Эмили, при всем своем ангельском очаровании, мыслила на редкость разумно и прагматично, и это было одной из тех ее особенностей, которые так завораживали Уолтера Николаса де Редверса. Впрочем, решительно все в ней казалось Уолтеру волшебным и невероятным. Даже манера называть его по второму имени – девушка считала, что «Уолтер» звучит слишком жестко и грубо.
Они были знакомы давно, с самого детства, но лишь несколько лет назад юношеская привязанность сменилась куда более глубоким чувством. Родители не возражали. Как младшему сыну, Уолтеру прочили военную карьеру. А Эмили была одной из многочисленных дочерей мистера Салливана, обладающего весьма скромным состоянием. О лучшей партии, чем Уолтер, девушке не стоило и мечтать.
Но теперь им предстояло непростое испытание разлукой. Сердце де Редверса разрывалось на части при мысли, что он не увидит Эмили целых пять лет.
– Вы будете мне писать? – спросил он, еще раз подтолкнув качели.
– Конечно, как вы могли сомневаться? Я буду писать вам каждый день! И вы даже начнете ворчать, что у вас не хватает времени читать мои длинные сочинения.
Эмили больше не было.
Каждый раз, выныривая из обманчиво сладких объятий бреда, он видел над собой черный земляной потолок, еле подсвеченный тусклой самодельной масляной лампой. Иногда боль становилась почти невыносимой, но он лишь сильнее сжимал зубы и терпел – до тех пор, пока вновь не устремлялся в спасительный омут забытья и воспоминаний.
Громкие крики заставили де Редверса выглянуть из окна и посмотреть во двор. Бородатый сипай бил прикладом ружья тощего полуголого мальчишку. Тот верещал что-то на своем языке, наверное просил пощадить. Сослуживцы говорили, такие истории случаются часто. Особенно в последнее время, когда княжество Майсур постиг страшный неурожай.
Люди голодали, а чиновники Альбии требовали поставок зерна в прежних количествах. Вряд ли это было справедливо или гуманно, но от мнения офицеров или солдат ничего не зависело. От них требовалось только следить за порядком, обучать сипаев, местных наемников, военному ремеслу, а также пресекать возможные бунты.
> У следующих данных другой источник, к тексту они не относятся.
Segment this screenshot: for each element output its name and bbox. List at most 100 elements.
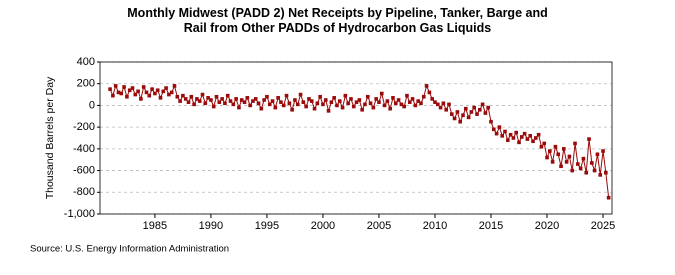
point xyxy=(363,102,367,107)
point xyxy=(424,84,429,88)
point xyxy=(133,92,138,97)
point xyxy=(604,170,608,175)
point xyxy=(545,155,549,160)
point xyxy=(144,90,149,95)
point xyxy=(116,90,121,95)
point xyxy=(458,119,462,124)
title-box: Monthly Midwest (PADD 2) Net Receipts by… xyxy=(0,6,675,37)
point xyxy=(522,131,527,136)
point xyxy=(382,103,387,108)
y-tick-label: -200 xyxy=(73,121,95,133)
point xyxy=(573,141,577,146)
source: Source: U.S. Energy Information Administ… xyxy=(30,244,229,255)
point xyxy=(483,111,488,115)
point xyxy=(371,105,376,110)
point xyxy=(343,93,348,98)
point xyxy=(234,97,238,101)
y-axis-label: Thousand Barrels per Day xyxy=(44,76,56,199)
point xyxy=(312,106,317,111)
point xyxy=(309,99,314,103)
point xyxy=(253,97,258,101)
x-tick-label: 2010 xyxy=(423,220,447,232)
x-tick-label: 2015 xyxy=(479,220,503,232)
point xyxy=(259,106,264,111)
point xyxy=(270,99,275,103)
y-tick-label: -800 xyxy=(73,186,95,198)
point xyxy=(606,195,611,200)
point xyxy=(276,96,280,100)
point xyxy=(494,131,499,136)
point xyxy=(267,102,272,107)
point xyxy=(242,100,247,104)
point xyxy=(153,91,157,96)
point xyxy=(323,98,328,102)
y-tick-label: -600 xyxy=(73,164,95,176)
point xyxy=(119,91,124,96)
point xyxy=(326,109,331,113)
point xyxy=(295,102,300,107)
point xyxy=(466,115,471,120)
point xyxy=(211,104,216,109)
point xyxy=(447,102,451,107)
point xyxy=(248,103,252,108)
point xyxy=(427,90,432,95)
point xyxy=(164,86,168,90)
y-tick-label: -1,000 xyxy=(64,208,95,220)
point xyxy=(223,101,227,106)
point xyxy=(528,134,533,138)
point xyxy=(206,96,210,100)
point xyxy=(335,103,339,108)
point xyxy=(200,92,205,97)
point xyxy=(562,147,566,151)
point xyxy=(167,92,171,97)
point xyxy=(503,129,507,134)
point xyxy=(281,103,286,108)
point xyxy=(410,97,415,101)
point xyxy=(385,99,390,103)
point xyxy=(245,96,250,100)
x-tick-label: 2025 xyxy=(591,220,615,232)
point xyxy=(273,105,278,110)
point xyxy=(520,135,524,139)
point xyxy=(559,164,563,169)
y-tick-label: -400 xyxy=(73,143,95,155)
point xyxy=(492,127,496,132)
point xyxy=(214,94,219,99)
point xyxy=(449,112,454,116)
point xyxy=(217,100,222,104)
point xyxy=(175,94,180,99)
point xyxy=(402,104,406,109)
point xyxy=(567,154,572,159)
point xyxy=(514,130,519,135)
point xyxy=(209,98,213,102)
point xyxy=(405,93,409,98)
point xyxy=(169,90,174,95)
point xyxy=(570,168,575,173)
point xyxy=(542,141,547,146)
point xyxy=(438,105,443,110)
point xyxy=(332,96,336,100)
point xyxy=(307,97,311,101)
point xyxy=(379,91,384,96)
point xyxy=(139,97,143,101)
point xyxy=(203,101,208,106)
point xyxy=(374,97,378,101)
point xyxy=(315,101,320,106)
point xyxy=(407,100,412,104)
point xyxy=(441,101,446,106)
point xyxy=(321,102,325,107)
point xyxy=(480,102,485,107)
point xyxy=(351,104,356,109)
y-tick-label: 400 xyxy=(77,56,95,68)
point xyxy=(590,161,594,165)
point xyxy=(486,105,491,110)
point xyxy=(461,113,465,117)
point xyxy=(548,149,552,153)
point xyxy=(265,94,269,99)
point xyxy=(508,132,513,137)
point xyxy=(108,87,112,91)
point xyxy=(430,97,434,101)
point xyxy=(239,98,244,102)
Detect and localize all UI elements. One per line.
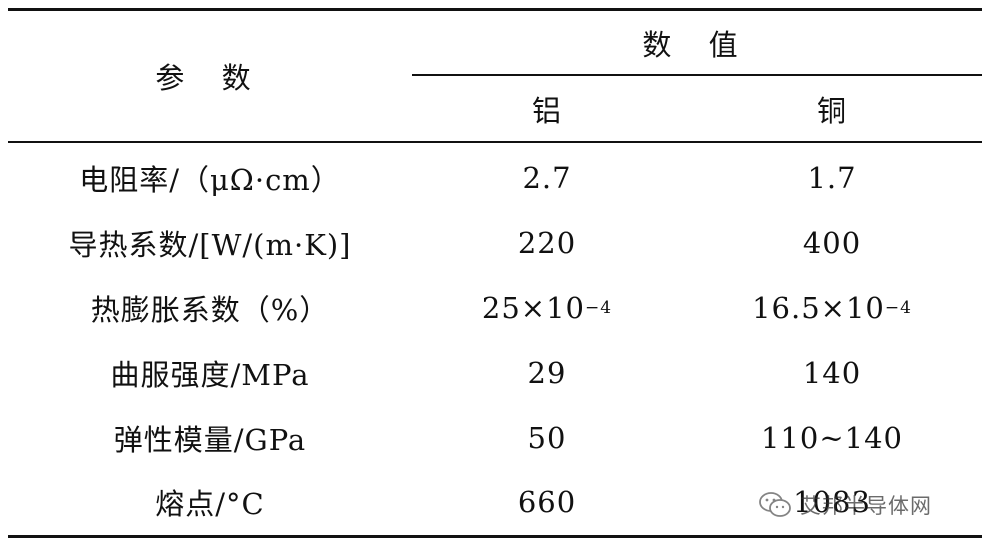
row-modulus-al: 50: [527, 421, 567, 455]
row-melting-al: 660: [517, 485, 577, 519]
row-expansion-al: 25×10 −4: [481, 291, 613, 325]
expansion-cu-base: 16.5×10: [752, 291, 885, 325]
wechat-icon: [759, 492, 791, 517]
row-yield-cu: 140: [802, 356, 862, 390]
header-value: 数 值: [642, 27, 752, 62]
header-sub-rule: [412, 74, 982, 76]
row-resistivity-al: 2.7: [522, 161, 572, 195]
row-expansion-cu: 16.5×10 −4: [752, 291, 912, 325]
table-top-rule: [8, 8, 982, 11]
header-param: 参 数: [155, 61, 265, 95]
row-resistivity-cu: 1.7: [807, 161, 857, 195]
table-bottom-rule: [8, 535, 982, 538]
watermark-text: 艾邦半导体网: [800, 494, 932, 518]
row-conductivity-cu: 400: [802, 226, 862, 260]
row-modulus-cu: 110~140: [760, 421, 903, 455]
row-expansion-param: 热膨胀系数（%）: [90, 293, 330, 327]
row-conductivity-al: 220: [517, 226, 577, 260]
watermark: 艾邦半导体网: [758, 486, 970, 524]
row-conductivity-param: 导热系数/[W/(m·K)]: [68, 228, 352, 262]
row-modulus-param: 弹性模量/GPa: [113, 423, 307, 457]
row-yield-param: 曲服强度/MPa: [110, 358, 310, 392]
row-melting-param: 熔点/°C: [155, 487, 265, 521]
header-copper: 铜: [816, 93, 847, 128]
row-yield-al: 29: [527, 356, 567, 390]
row-melting-cu: 1083: [793, 485, 871, 519]
expansion-al-base: 25×10: [481, 291, 586, 325]
header-aluminum: 铝: [531, 93, 562, 128]
table-header-rule: [8, 141, 982, 143]
row-resistivity-param: 电阻率/（μΩ·cm）: [79, 163, 341, 197]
Вот и вся задача.
Видеть истощенных людей было тем еще испытанием. Не такой представлялась Уолтеру служба в колониях. Отправляясь сюда, де Редверс не испытывал больших иллюзий насчет подвигов и воинской славы, но реальность оказалась намного чудовищней, чем мог ее принять молодой человек двадцати двух лет от роду.
Первые недели в Майсуре показались подлинным адом. И дело было не в жаре и не в москитах. Настоящим испытанием было, покидая гарнизон, смотреть на людей, больше похожих на скелеты. Мужчины, женщины, дети – с одинаковой ненавистью обреченные майсурцы глядели вслед вооруженным всадникам, а те в любой момент ожидали нападения. Ненависть темным облаком висела над гарнизоном, заставляя офицеров, солдат и даже слуг превращаться в диких зверей.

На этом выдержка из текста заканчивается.